Thursday, October 18, 2012

Foundation of Genius

I had the opportunity to speak before some of the senior leaders of UTC Climate Controls & Security (CCS) last night at the Bushnell Center for the Performing Arts in Hartford.  UTC CCS is today a family of leading, billion dollar+ companies that just happened to be founded by some of the more impressive and successful entrepreneurs of the 19th and 20th centuries.

The starting point for the presentation was my 2011 research on the life and impact of Willis Carrier and modern air conditioning for Weathermakers to the World.  (Shameless promotion: Time to buy a copy?  It's on Amazon!)  Over the last few months, thanks to UTC CCS, I was able to extend this research to include Charles and Jeremiah Chubb, Robert Edwards and Walter Kidde.





The Kooh-i-noor diamond
in its special Chubb cage.
The Chubbs, whose careers paralleled the launch of the Industrial Revolution in England, became the world's most famous lockmakers--endorsed by Queen Victoria and the royal family--before turning their focus in the mid-20th century to fire prevention and suppression.  When the Chubbs protected the famous Kooh-i-noor diamond (106 carats) at the 1851 (first-ever) world's fair in London, Punch magazine suggested playfully that security was so good that the police could simply go home.  Chubb also offered the acclaimed Waterloo fire extinguisher, which protected Windsor Castle and the British Museum, and included a special copper body so that its spray would not stain tapestries and artwork.  Today, Chubb offers one of the most comprehensive portfolios of life safety and security solutions in the world.

Edward's patent on the
electric bell.
Robert Edwards was on the ground floor of the revolution in electricity, founding a company in 1872 in the basement of a Manhattan jewelry shop that would one day earn a patent for the electric bell--nice patent, eh?--and famously place one of these in the New York Stock Exchange at its opening in 1903. Edward's signaling equipment could also be found in the brand new Rockefeller Center, at the bottom of the world's deepest oil well, and protecting the futuristic Holland Tunnel under the Hudson River.  Today, Edwards Signaling makes a huge variety of sophisticated signaling devices-- but still rings in the trading day at the NYSE.

Rickenbacker would not
only survive, but go on
to own the Indianapolis
Speedway, and become
Chairman of Eastern
Airlines.
Walter Kidde's company made the rafts that saved the life of Eddie Rickenbacker out on the lonely Pacific during WWII, and also saved thousands of lives from fire on board ships and planes, leveraging Kidde's introduction of the world's first portable CO2 fire extinguisher.  Walter Kidde was a remarkable entrepreneur who had a Liberty Ship named after him by the United States Navy, a New Jersey dinosaur park named after him when thousands of tracks were found at an old Kidde quarry, and could well have become governor of the state had he not turned down requests by his friends and associates to run. Today, Kidde is the world's largest manufacturer of fire safety products.
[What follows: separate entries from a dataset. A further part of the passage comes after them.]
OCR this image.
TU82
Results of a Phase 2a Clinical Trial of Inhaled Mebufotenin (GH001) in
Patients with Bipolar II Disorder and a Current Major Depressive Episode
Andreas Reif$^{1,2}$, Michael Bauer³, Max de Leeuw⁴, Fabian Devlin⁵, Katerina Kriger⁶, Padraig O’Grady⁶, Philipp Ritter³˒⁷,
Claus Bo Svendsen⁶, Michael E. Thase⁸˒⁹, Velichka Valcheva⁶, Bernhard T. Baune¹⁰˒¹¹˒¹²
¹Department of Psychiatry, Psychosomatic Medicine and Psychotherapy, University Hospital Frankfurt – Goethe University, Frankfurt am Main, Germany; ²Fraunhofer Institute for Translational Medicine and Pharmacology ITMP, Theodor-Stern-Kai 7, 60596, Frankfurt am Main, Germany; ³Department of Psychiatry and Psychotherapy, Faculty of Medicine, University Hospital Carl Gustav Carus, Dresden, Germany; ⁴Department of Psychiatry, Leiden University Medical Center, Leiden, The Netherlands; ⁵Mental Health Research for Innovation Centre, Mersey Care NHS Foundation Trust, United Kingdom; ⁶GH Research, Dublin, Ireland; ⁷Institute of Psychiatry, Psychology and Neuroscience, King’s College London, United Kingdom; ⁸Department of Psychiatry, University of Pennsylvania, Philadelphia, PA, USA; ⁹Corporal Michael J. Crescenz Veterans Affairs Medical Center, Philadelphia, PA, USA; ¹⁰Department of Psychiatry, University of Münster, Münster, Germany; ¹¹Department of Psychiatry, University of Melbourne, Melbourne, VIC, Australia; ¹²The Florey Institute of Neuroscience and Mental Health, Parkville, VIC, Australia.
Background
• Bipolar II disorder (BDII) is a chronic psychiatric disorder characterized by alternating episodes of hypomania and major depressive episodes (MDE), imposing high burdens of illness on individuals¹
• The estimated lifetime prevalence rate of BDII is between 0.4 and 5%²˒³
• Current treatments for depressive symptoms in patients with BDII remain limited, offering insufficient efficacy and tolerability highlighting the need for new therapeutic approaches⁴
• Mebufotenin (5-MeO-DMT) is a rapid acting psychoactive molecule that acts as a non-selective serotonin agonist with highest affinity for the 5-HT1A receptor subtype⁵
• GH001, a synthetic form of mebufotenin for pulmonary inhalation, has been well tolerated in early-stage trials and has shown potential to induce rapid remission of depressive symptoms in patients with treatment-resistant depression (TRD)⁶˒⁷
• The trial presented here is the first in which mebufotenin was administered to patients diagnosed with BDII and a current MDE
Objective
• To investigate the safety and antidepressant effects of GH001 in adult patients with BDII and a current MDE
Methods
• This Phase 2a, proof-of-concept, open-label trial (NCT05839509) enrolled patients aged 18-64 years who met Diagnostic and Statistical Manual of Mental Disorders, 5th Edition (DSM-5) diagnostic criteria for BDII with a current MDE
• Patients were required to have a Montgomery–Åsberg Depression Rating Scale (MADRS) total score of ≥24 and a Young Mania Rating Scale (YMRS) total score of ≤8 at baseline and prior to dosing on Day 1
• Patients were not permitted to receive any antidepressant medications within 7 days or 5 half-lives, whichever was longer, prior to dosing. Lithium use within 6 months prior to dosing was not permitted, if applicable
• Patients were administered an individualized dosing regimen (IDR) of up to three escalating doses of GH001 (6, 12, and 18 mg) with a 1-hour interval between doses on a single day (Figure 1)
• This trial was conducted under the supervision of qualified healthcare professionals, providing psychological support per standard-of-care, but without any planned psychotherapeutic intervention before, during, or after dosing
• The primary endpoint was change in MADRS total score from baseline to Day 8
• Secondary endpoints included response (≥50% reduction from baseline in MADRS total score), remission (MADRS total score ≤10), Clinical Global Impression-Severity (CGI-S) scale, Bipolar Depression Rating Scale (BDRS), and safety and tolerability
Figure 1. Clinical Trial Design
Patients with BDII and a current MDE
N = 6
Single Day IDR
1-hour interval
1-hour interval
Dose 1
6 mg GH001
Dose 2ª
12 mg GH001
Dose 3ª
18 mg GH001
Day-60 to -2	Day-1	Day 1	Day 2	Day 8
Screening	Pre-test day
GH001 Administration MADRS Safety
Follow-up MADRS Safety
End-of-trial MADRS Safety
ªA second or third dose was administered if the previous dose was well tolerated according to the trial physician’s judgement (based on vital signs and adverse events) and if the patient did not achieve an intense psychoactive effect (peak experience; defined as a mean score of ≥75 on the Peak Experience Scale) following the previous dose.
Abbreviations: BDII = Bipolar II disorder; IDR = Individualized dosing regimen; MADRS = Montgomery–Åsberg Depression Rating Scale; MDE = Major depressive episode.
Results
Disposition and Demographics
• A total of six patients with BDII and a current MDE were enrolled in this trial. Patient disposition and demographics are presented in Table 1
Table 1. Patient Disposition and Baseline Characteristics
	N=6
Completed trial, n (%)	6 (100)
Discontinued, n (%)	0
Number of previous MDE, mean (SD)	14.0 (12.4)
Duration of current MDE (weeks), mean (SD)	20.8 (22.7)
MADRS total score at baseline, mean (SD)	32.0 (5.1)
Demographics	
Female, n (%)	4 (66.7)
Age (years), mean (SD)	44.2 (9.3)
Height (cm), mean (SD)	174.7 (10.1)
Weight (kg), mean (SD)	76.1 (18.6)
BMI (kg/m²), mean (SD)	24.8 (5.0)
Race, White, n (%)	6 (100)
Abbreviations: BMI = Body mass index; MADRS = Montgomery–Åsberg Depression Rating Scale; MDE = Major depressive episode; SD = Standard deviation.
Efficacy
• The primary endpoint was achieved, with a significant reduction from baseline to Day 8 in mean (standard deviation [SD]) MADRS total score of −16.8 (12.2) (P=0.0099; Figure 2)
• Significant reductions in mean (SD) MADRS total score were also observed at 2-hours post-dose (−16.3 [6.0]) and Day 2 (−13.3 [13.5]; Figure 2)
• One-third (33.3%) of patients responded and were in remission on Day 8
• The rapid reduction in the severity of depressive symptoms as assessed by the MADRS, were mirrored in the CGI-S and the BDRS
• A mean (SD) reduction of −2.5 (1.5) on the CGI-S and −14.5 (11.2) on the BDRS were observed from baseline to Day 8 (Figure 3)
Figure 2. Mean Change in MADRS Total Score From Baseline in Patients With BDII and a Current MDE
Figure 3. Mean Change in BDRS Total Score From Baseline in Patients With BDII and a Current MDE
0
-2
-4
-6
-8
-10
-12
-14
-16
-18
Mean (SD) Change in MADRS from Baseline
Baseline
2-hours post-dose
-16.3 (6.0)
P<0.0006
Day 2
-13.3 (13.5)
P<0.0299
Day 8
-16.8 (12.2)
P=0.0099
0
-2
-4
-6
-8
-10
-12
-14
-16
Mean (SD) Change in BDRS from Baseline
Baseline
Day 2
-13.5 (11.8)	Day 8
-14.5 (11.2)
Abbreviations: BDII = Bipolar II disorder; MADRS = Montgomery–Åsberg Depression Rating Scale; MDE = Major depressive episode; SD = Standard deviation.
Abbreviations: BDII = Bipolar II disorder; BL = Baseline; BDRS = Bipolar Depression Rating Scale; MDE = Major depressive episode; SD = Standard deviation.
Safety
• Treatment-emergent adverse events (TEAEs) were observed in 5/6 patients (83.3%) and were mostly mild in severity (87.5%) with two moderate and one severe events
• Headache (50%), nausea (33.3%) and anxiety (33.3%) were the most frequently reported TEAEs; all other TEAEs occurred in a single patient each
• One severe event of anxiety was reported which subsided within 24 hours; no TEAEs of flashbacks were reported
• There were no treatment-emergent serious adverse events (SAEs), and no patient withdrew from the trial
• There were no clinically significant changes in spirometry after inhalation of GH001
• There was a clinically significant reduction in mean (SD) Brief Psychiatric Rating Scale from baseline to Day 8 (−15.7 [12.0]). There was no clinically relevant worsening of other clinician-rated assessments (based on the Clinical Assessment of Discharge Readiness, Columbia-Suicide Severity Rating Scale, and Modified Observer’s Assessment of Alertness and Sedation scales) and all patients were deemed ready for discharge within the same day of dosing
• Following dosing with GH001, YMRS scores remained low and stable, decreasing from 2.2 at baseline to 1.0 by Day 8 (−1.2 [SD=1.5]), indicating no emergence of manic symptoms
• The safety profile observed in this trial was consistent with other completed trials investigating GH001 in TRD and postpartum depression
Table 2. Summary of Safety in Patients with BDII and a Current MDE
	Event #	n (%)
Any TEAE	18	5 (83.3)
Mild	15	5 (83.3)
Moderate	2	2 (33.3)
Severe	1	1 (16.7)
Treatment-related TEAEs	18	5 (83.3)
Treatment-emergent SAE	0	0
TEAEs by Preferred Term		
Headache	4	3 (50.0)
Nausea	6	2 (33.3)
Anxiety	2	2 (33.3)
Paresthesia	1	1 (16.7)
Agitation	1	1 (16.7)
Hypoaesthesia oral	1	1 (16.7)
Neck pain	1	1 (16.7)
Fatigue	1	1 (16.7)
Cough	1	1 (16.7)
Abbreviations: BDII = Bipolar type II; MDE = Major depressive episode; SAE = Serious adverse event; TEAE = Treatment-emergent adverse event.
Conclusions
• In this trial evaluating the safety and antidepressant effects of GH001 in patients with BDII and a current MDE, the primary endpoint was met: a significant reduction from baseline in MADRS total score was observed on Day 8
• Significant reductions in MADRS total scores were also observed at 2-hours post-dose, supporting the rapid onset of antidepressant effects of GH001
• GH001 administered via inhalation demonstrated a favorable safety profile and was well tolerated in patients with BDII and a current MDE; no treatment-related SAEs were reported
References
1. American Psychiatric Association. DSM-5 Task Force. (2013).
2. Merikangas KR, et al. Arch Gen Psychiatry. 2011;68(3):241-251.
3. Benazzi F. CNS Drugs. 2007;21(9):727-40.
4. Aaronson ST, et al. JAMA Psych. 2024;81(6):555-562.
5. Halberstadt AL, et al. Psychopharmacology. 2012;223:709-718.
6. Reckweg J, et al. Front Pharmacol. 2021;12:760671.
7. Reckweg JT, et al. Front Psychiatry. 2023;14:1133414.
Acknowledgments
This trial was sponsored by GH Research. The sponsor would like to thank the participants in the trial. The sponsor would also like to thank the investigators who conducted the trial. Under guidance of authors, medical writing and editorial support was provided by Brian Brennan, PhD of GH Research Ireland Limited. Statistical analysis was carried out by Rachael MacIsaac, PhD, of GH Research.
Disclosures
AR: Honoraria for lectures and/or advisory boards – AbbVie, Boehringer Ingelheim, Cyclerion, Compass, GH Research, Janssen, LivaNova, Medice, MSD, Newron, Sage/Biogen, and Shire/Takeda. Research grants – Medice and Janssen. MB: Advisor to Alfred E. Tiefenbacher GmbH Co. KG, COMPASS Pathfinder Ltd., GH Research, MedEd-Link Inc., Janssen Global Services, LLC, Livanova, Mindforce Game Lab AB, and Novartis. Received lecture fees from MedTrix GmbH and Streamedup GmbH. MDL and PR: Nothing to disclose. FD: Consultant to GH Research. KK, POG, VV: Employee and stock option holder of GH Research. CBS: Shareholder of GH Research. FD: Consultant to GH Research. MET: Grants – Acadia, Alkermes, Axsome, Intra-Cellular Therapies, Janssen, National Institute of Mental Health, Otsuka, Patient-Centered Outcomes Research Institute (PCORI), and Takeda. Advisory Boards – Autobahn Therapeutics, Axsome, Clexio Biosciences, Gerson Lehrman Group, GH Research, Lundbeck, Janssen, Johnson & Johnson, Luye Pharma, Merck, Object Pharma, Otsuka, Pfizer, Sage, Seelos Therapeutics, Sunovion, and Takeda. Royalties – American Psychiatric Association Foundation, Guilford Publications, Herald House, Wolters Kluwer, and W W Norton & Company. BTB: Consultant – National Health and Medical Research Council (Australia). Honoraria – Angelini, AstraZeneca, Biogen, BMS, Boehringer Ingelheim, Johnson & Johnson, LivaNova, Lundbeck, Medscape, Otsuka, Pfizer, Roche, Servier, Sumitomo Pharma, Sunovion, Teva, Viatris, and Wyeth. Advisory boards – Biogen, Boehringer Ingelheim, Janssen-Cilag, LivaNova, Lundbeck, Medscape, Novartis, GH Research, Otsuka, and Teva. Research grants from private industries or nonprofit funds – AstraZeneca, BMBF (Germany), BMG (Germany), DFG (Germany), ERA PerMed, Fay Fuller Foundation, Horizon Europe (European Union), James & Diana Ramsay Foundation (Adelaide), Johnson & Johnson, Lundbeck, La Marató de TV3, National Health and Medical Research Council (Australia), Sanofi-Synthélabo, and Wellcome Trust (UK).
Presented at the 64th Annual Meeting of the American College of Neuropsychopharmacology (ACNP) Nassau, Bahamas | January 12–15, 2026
And, I have written about Dr. Carrier before in this 110th anniversary year of modern air conditioning, and was delighted to share his story with the broader UTC group last night.  In going through my notes, I realized, too, that the world's first air conditioned babies--if they are still alive--will turn 100 years old in 2014.  If you know anyone from the Pittsburgh area who might help us track down one of the individuals in the picture below, please drop me a note!

The Carrier "baby incubator" at the Allegheny General Hospital in 1914,
long before hospitals adopted air conditioning.  I wonder: will one or
more of the world's first "air conditioned babies" turn 100 years old in 2014?
The underlying theme for the evening was one near and dear to me--that looking back historically can yield as many important lessons and insights as looking to the future.  The Chubbs were participants in the global adoption of steam power and age of the machine; Edwards, Kidde and Carrier saw the birth of everything from the electrical grid to aviation, the telephone, the automobile, mass production and mass consumption.  Willis Carrier's life stretched from the centennial of the United States through two world wars, the Great Depression and into the Baby Boom.

We think things move quickly now, but we've got nothing on these gentlemen.  And they all have important stories to tell us.

Which also reminded me (in a second shameless promotion) that historians (and liberal arts majors more generally) can make pretty good strategists (so hire them along with engineers); both have to sift through mountains of information, separate signal from noise, and tell a compelling story that resonates with an audience. In an age of Big Data, God will bless the storytellers.

I concluded by reminding the folks at UTC CCS that they have--unlike most others--the huge advantage of being inspired whether they look to the past or the future.  That's a pretty good place to be.  I was thankful to be part of it last night.